A Guide To Injury Assessment

Firearm injuries are unique because of the variability of action and anatomy involved. The victim’s clinical examination will reveal skin wounds and the approximate location of fractures. One must determine the patient’s distal neurovascular status as soon as possible. Clinically, if one suspects vascular insult because of the inability to palpate pulses, a white or blue discoloration of the skin or excessive bleeding, then angiography may be beneficial.
Compartment syndrome may also occur with gunshot wounds. If the physician suspects increased compartment pressures, take measurements and if the pressures are elevated, perform an appropriate fasciotomy as a medical emergency.

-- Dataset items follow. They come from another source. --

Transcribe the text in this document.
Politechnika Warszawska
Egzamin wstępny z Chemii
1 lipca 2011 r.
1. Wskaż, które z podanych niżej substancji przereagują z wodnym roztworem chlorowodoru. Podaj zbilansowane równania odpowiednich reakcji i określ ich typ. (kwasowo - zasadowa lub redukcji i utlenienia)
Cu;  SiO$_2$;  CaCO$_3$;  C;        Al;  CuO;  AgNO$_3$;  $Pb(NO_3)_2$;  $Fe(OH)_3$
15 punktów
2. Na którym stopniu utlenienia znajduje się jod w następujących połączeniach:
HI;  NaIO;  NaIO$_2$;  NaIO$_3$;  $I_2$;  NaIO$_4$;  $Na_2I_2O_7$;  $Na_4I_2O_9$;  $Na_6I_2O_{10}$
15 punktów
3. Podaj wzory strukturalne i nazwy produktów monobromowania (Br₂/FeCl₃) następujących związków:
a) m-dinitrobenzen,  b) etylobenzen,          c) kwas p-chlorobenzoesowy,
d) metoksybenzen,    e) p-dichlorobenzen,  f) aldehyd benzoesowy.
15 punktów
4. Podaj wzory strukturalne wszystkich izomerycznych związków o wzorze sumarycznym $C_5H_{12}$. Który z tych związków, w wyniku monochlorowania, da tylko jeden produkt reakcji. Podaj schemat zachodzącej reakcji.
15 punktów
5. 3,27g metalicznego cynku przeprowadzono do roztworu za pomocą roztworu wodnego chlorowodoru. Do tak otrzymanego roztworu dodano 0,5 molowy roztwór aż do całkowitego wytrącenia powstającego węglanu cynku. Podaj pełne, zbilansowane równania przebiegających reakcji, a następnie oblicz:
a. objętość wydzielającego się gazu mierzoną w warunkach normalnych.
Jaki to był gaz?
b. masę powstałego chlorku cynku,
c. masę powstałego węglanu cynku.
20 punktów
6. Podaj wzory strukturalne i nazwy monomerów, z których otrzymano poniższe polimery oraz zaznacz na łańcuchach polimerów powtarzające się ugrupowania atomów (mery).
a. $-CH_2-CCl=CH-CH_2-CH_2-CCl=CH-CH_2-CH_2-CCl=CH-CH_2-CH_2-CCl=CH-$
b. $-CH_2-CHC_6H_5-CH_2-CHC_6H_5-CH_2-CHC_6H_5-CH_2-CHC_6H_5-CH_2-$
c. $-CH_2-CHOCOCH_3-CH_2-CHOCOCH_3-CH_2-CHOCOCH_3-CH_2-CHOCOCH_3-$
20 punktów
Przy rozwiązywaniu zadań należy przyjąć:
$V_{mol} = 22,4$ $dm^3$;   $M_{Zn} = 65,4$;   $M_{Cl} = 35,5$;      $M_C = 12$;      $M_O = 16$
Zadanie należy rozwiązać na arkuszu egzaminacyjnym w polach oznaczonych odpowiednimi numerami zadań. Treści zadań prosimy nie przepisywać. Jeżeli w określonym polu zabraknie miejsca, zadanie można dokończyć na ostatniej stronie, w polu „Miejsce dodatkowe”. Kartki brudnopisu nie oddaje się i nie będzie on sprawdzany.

   Flush the gunshot wound with sterile saline and do a preliminary cleaning of the wound. Then take anaerobic and aerobic wound cultures, and consider appropriate routine tetanus prophylaxis.3 One needs to ensure immediate hemorrhage control and stabilization of the lower limb before taking radiographs.18 Radiographs allow for identification of gas, fractures, bone fragments, the extent of soft tissue injury, the location of retained missiles and other retained foreign bodies such as fragments of sock and shoe material.